Nach jedem neuen Lebensmittelskandal versprechen Politiker, die „schwarzen Schafe“ künftig beim Namen zu nennen. Doch fast immer erweist sich dieses Versprechen als Luftnummer. So auch nach dem Dioxin-Skandal vom Jahresanfang 2011. Unter dem Druck der Öffentlichkeit gelobte die Politik eilig Besserung und brachte zwei Gesetzesänderungen auf den Weg: Zum einen wurde das sogenannte Verbraucherinformationsgesetz (VIG) überarbeitet, das die Informations-Ansprüche von Verbrauchern gegenüber Behörden und Ministerien regelt, zum anderen wurde ein entscheidender Paragraf im Lebensmittelrecht geändert, um die Informationspflichten der Behörden zu verbessern.
Im September 2012 traten die Änderungen in Kraft.

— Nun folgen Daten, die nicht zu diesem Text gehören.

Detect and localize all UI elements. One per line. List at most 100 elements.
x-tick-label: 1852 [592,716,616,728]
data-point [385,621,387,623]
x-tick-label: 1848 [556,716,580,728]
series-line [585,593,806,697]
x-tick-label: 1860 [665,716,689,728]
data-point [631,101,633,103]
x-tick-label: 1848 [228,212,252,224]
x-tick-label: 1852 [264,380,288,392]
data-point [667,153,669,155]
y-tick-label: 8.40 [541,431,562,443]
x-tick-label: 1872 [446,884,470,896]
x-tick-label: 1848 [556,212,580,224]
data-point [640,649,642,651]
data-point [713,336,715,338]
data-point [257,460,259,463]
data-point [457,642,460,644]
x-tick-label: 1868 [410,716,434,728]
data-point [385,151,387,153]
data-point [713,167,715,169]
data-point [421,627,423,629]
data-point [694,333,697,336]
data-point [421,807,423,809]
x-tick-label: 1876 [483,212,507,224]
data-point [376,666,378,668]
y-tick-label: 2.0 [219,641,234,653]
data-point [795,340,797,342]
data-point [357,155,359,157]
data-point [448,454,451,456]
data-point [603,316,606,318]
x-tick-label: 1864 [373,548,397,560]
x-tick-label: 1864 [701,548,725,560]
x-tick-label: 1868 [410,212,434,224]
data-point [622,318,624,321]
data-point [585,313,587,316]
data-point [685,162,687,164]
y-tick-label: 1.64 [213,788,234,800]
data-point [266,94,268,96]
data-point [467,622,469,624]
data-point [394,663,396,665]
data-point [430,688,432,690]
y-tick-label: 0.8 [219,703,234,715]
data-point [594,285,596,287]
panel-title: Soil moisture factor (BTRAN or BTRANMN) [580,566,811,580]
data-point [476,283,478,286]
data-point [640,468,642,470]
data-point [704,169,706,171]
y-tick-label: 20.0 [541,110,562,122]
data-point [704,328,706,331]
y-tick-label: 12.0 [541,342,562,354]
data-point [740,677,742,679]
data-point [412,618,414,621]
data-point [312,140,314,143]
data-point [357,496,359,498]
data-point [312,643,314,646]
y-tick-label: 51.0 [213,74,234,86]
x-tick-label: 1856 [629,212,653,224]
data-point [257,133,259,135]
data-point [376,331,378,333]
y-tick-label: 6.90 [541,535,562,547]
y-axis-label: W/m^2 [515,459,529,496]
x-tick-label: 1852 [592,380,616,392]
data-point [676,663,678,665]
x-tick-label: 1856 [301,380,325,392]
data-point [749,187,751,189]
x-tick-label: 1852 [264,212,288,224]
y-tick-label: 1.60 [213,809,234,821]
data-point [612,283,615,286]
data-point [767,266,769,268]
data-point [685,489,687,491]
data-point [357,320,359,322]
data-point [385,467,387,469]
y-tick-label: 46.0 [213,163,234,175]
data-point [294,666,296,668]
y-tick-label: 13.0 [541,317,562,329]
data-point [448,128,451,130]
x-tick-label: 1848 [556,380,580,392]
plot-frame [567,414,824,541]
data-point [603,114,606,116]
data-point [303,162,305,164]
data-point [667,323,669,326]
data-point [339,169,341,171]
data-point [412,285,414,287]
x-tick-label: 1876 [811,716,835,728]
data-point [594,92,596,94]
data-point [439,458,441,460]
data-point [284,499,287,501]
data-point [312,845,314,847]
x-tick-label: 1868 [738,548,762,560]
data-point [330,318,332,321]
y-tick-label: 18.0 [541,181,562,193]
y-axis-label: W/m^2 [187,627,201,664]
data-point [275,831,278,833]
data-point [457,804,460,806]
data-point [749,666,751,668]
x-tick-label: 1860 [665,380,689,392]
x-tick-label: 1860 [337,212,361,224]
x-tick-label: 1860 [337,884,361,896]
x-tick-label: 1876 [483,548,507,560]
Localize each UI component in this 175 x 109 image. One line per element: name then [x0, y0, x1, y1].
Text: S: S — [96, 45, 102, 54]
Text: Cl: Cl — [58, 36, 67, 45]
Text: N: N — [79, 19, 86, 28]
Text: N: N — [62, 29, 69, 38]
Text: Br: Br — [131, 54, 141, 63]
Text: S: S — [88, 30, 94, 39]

Das Versprechen: Verbraucher sollten ab sofort schnell und unkompliziert über beanstandete Lebensmittel und Hygieneverstöße informiert werden – nicht nur auf Antrag beim Amt, sondern auch direkt von den Behörden selbst, zum Beispiel über neue Info-Portale im Internet. Alle Grenzwertüberschreitungen und schwerwiegenden Verstöße gegen das Lebensmittelrecht sollten fortan veröffentlicht werden.
foodwatch-Report: Lebensmittelüberwachung versagt
Doch der foodwatch-Report „Von Maden und Mäusen“ analysiert das klägliche Scheitern dieser Transparenzoffensive: Mitnichten werden Verbraucher über die Gesetzesbrecher im Lebensmittelmarkt informiert. Die neuen gesetzlichen Vorgaben sind viel zu ungenau formuliert. In vielen Fällen, in denen Beamte die Verbraucher zum Beispiel über schwere Hygienemängel informieren wollten, haben Restaurantbetreiber gegen die Veröffentlichung geklagt – und vor Gericht Recht bekommen. Nur wenige Behörden hatten daher überhaupt Ergebnisse herausgegeben, mittlerweile haben fast alle Kommunen ihre Veröffentlichungen der Lebensmittelkontrollen wieder gestoppt.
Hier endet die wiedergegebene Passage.